While I will never challenge that law in court, I wonder when someone will. I have too many things in my past, from the drinking days and from the early sobriety days when I was still making mistakes, that prohibit me from stepping into the merciless glare of public scrutiny that political life requires these days. I would be decimated by political opponents. Heck, even as a political pundit, social commentator and "media critic" via this blog, I'm open to maliciousness such as the Commercial Appeal has occasionally employed. But I'm no longer worrying on that account. I have a big enough ego to want to share my thoughts and opinions with you, and believe it has some effect, but I also know I'm small fry. The whale eats a lot of krill, but a lot of krill also escape.
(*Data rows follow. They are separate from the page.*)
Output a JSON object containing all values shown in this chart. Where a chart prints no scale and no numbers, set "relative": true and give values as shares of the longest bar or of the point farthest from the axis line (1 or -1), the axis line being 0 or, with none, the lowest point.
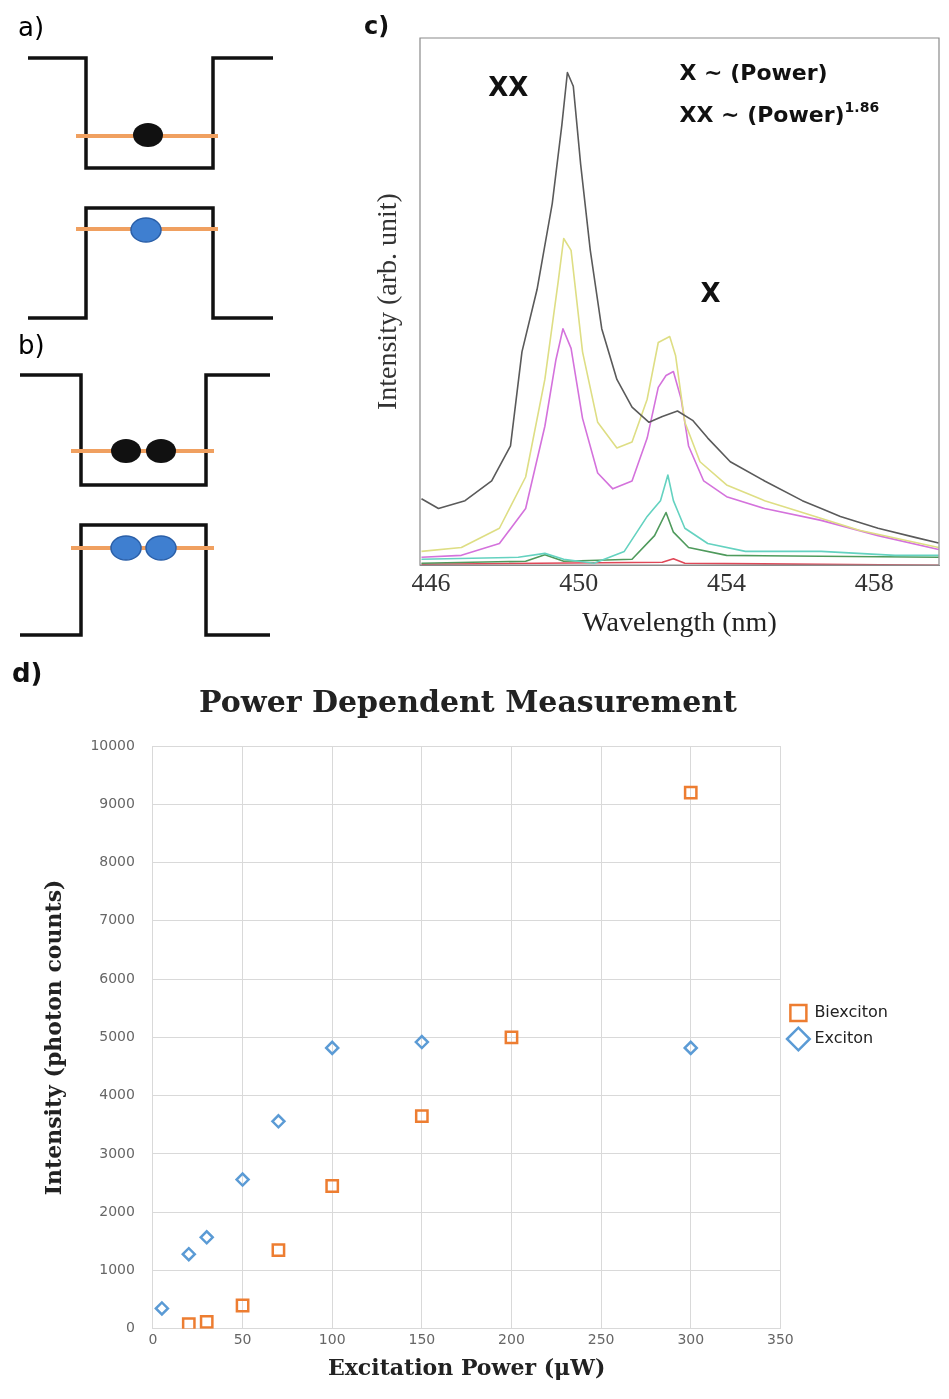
{
  "chart_data": [
    {
      "type": "other",
      "annotations": [
        "a)",
        "b)"
      ]
    },
    {
      "type": "line",
      "xlabel": "Wavelength (nm)",
      "ylabel": "Intensity (arb. unit)",
      "relative": true,
      "xlim": [
        445.7,
        459.75
      ],
      "xticks": [
        446,
        450,
        454,
        458
      ],
      "grid": false,
      "legend": false,
      "marker": "none",
      "line_style": "solid",
      "annotations": [
        "c)",
        "X ~ (Power)",
        "XX ~ (Power)$^{1.86}$",
        "XX",
        "X"
      ],
      "series": [
        {
          "color": "#5a5a5a",
          "x": [
            445.74,
            446.2,
            446.92,
            447.64,
            448.15,
            448.46,
            448.87,
            449.28,
            449.54,
            449.69,
            449.85,
            450.05,
            450.31,
            450.62,
            451.03,
            451.44,
            451.9,
            452.26,
            452.67,
            453.08,
            453.49,
            454.1,
            455.03,
            456.05,
            457.08,
            458.1,
            459.13,
            459.74
          ],
          "values": [
            0.135,
            0.115,
            0.131,
            0.171,
            0.242,
            0.433,
            0.56,
            0.734,
            0.893,
            1,
            0.972,
            0.813,
            0.639,
            0.48,
            0.377,
            0.321,
            0.29,
            0.302,
            0.313,
            0.294,
            0.258,
            0.21,
            0.171,
            0.131,
            0.099,
            0.075,
            0.056,
            0.045
          ]
        },
        {
          "color": "#dede84",
          "x": [
            445.74,
            446.82,
            447.85,
            448.56,
            449.08,
            449.44,
            449.59,
            449.79,
            450.1,
            450.51,
            451.03,
            451.44,
            451.85,
            452.15,
            452.46,
            452.62,
            452.87,
            453.28,
            454,
            455.03,
            456.05,
            457.59,
            459.74
          ],
          "values": [
            0.028,
            0.036,
            0.075,
            0.179,
            0.377,
            0.575,
            0.663,
            0.639,
            0.433,
            0.29,
            0.238,
            0.25,
            0.337,
            0.452,
            0.464,
            0.425,
            0.29,
            0.21,
            0.163,
            0.131,
            0.107,
            0.071,
            0.036
          ]
        },
        {
          "color": "#d472dc",
          "x": [
            445.74,
            446.82,
            447.85,
            448.56,
            449.08,
            449.38,
            449.57,
            449.79,
            450.1,
            450.51,
            450.92,
            451.44,
            451.85,
            452.15,
            452.36,
            452.56,
            452.77,
            452.97,
            453.38,
            454,
            455.03,
            456.56,
            458.1,
            459.74
          ],
          "values": [
            0.016,
            0.02,
            0.044,
            0.115,
            0.282,
            0.417,
            0.48,
            0.44,
            0.298,
            0.187,
            0.155,
            0.171,
            0.258,
            0.361,
            0.385,
            0.393,
            0.337,
            0.242,
            0.171,
            0.139,
            0.115,
            0.091,
            0.06,
            0.032
          ]
        },
        {
          "color": "#64d2c0",
          "x": [
            445.74,
            448.36,
            449.08,
            449.59,
            450.41,
            451.23,
            451.85,
            452.21,
            452.41,
            452.56,
            452.87,
            453.49,
            454.51,
            456.56,
            458.56,
            459.74
          ],
          "values": [
            0.012,
            0.016,
            0.024,
            0.012,
            0.004,
            0.028,
            0.099,
            0.131,
            0.183,
            0.131,
            0.075,
            0.044,
            0.028,
            0.028,
            0.02,
            0.02
          ]
        },
        {
          "color": "#4f9a5c",
          "x": [
            445.74,
            448.56,
            449.08,
            449.59,
            451.44,
            452.05,
            452.36,
            452.56,
            452.97,
            454,
            459.74
          ],
          "values": [
            0.004,
            0.008,
            0.021,
            0.008,
            0.012,
            0.06,
            0.107,
            0.067,
            0.036,
            0.02,
            0.016
          ]
        },
        {
          "color": "#e04858",
          "x": [
            445.74,
            452.26,
            452.56,
            452.87,
            459.74
          ],
          "values": [
            0.002,
            0.006,
            0.013,
            0.004,
            0
          ]
        }
      ]
    },
    {
      "type": "scatter",
      "title": "Power Dependent Measurement",
      "xlabel": "Excitation Power (μW)",
      "ylabel": "Intensity (photon counts)",
      "xlim": [
        0,
        350
      ],
      "xticks": [
        0,
        50,
        100,
        150,
        200,
        250,
        300,
        350
      ],
      "ylim": [
        0,
        10000
      ],
      "yticks": [
        0,
        1000,
        2000,
        3000,
        4000,
        5000,
        6000,
        7000,
        8000,
        9000,
        10000
      ],
      "grid": true,
      "legend": "right",
      "annotations": [
        "d)"
      ],
      "series": [
        {
          "name": "Biexciton",
          "color": "#ed7d31",
          "marker": "square",
          "x": [
            20,
            30,
            50,
            70,
            100,
            150,
            200,
            300
          ],
          "values": [
            80,
            120,
            400,
            1350,
            2450,
            3650,
            5000,
            9200
          ]
        },
        {
          "name": "Exciton",
          "color": "#5b9bd5",
          "marker": "diamond",
          "x": [
            5,
            20,
            30,
            50,
            70,
            100,
            150,
            300
          ],
          "values": [
            350,
            1280,
            1570,
            2560,
            3560,
            4820,
            4920,
            4820
          ]
        }
      ]
    }
  ]
}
Well, I've certainly been more forthcoming than I usually am about myself. I hope this hasn't put me beyond the pale for those of you for whom your Christianity is a defining thing. I'm not satanic or communist or amoral, as I've found many people think. I'm a regular working joe just like everyone else. A proud, patriotic American. I live a quiet, dull life, I go to work and I relax, and am generally thought a good person by most folks who know me. In fact, most folks who know me don't know I'm an atheist. It just doesn't come up. When someone says they'll pray for me when we discuss a problem, I know just what they mean. They think enough of me to devote a part of their prayer time to my problem. I take it as the compliment it is, and as the sign of genuine caring it is. I'm humbly thankful, as I should be. What I don't do is what some militant atheistic types do by loudly denouncing the other person for offending their atheistic sensibilities. That would be wrong.

See what I mean? Why should this one thing bar me from participation in Tennessee government? Why am I so awful that a law must segregate me from others? Kindly explain that for me.